Sunday, July 11, 2010

Sangak: The Delicious "Little Stone"

If anyone ever wondered how I come to love markets so much, it's easy to explain. My parents. Especially my mom. We didn't go hiking, camping, skiing, or any other outdoor activities when I was growing up. We shopped. And for my mother in particular, there's no shopping like a food market. For both parents, visiting a good ethnic market is as thrilling as going to Disneyland is for the rest of the world. So I come by it honestly.

Naturally, when we drove up to L.A. for the day yesterday, a certain amount of Jewish deli and bakery shopping was going to be involved. But once we hit the road to return to San Diego we had one more stop -- an international market in Irvine called Wholesome Choice. My parents' Iranian friends had suggested it and, oh, if you do go could you please pick up a couple of loaves of Sangak?

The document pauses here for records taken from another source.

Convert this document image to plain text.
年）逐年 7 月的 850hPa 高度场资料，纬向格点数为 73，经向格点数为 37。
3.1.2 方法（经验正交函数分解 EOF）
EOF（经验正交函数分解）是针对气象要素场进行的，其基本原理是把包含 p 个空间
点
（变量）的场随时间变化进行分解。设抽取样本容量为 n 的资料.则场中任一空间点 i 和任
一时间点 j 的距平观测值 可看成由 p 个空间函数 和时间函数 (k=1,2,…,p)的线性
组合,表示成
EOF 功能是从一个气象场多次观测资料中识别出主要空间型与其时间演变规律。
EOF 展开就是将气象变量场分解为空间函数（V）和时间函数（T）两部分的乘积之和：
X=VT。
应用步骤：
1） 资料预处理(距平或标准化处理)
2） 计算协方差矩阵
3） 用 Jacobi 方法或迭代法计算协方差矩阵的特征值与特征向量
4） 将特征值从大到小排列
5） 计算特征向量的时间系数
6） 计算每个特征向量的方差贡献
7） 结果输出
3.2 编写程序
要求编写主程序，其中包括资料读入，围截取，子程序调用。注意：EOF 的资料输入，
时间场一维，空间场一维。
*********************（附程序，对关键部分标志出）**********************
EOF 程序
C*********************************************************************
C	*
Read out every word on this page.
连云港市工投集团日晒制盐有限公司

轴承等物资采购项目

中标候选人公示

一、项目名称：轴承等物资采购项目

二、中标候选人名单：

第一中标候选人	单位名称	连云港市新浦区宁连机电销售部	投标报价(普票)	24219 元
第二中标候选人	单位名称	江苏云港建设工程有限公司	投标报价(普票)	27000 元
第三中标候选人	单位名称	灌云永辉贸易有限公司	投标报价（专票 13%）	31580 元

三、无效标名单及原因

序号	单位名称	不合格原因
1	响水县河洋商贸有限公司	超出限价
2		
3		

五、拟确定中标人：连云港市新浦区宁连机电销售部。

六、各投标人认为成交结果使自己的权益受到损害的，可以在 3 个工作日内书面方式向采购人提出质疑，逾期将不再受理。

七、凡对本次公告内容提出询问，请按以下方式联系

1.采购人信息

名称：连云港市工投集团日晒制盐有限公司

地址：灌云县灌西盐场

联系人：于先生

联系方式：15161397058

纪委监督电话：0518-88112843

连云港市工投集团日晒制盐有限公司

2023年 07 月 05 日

Well, sure. But, there are rules, it turns out. This is a hugely popular delicacy and it's made in house in a large oven. Slowly. So, there's a long line and you're not allowed to cut -- even if you're a friend or family -- and you can't buy more than two at a time. Seriously. There are signs that tell you this. So, my mom and I waited. And befriended a Japanese woman from Century City who was also waiting. And a young Persian couple ahead of us.

 

Now what is Sangak? It's a Persian whole wheat sourdough flat bread -- about two feet long and maybe a quarter of an inch thick. Sometimes referred to as "nan-e sangak," it's a traditional bread that originally was baked on a bed of hot river stones in an oven. Sang means stone and sangak means little stone. They can be plain or, as ours were, topped with sesame seeds or poppy seeds.

At Wholesome Choice, you can see the baker pull about a pound of loose dough from a vat, spread it out on a metal paddle until it drapes over the paddle, the carefully fling the dough into the oven, where it bakes for about 15 minutes.


 
Then another man pulls it out of the oven onto long brown sheets of butcher paper, folds it into thirds and hands the very hot parcel to the customer.



It's worth the wait. The bread has a marvelous spongy texture and you can taste a hint of sourness. This is a great treat eaten hot with feta cheese and olive oil, or labne, the delicious Lebanese yogurt. The shop suggested eating it with lamb kebab. And the good news is that Sangak freezes well. Just cut it into manageable pieces and put in freezer bags. When you're ready to eat it, defrost, pre-heat your oven to 400 degrees for five minutes and then heat the Sangak for three to five minutes.

Of course, like my mom, you can just eat it fresh out of the market's oven, which is why people wait so patiently for a fresh loaf.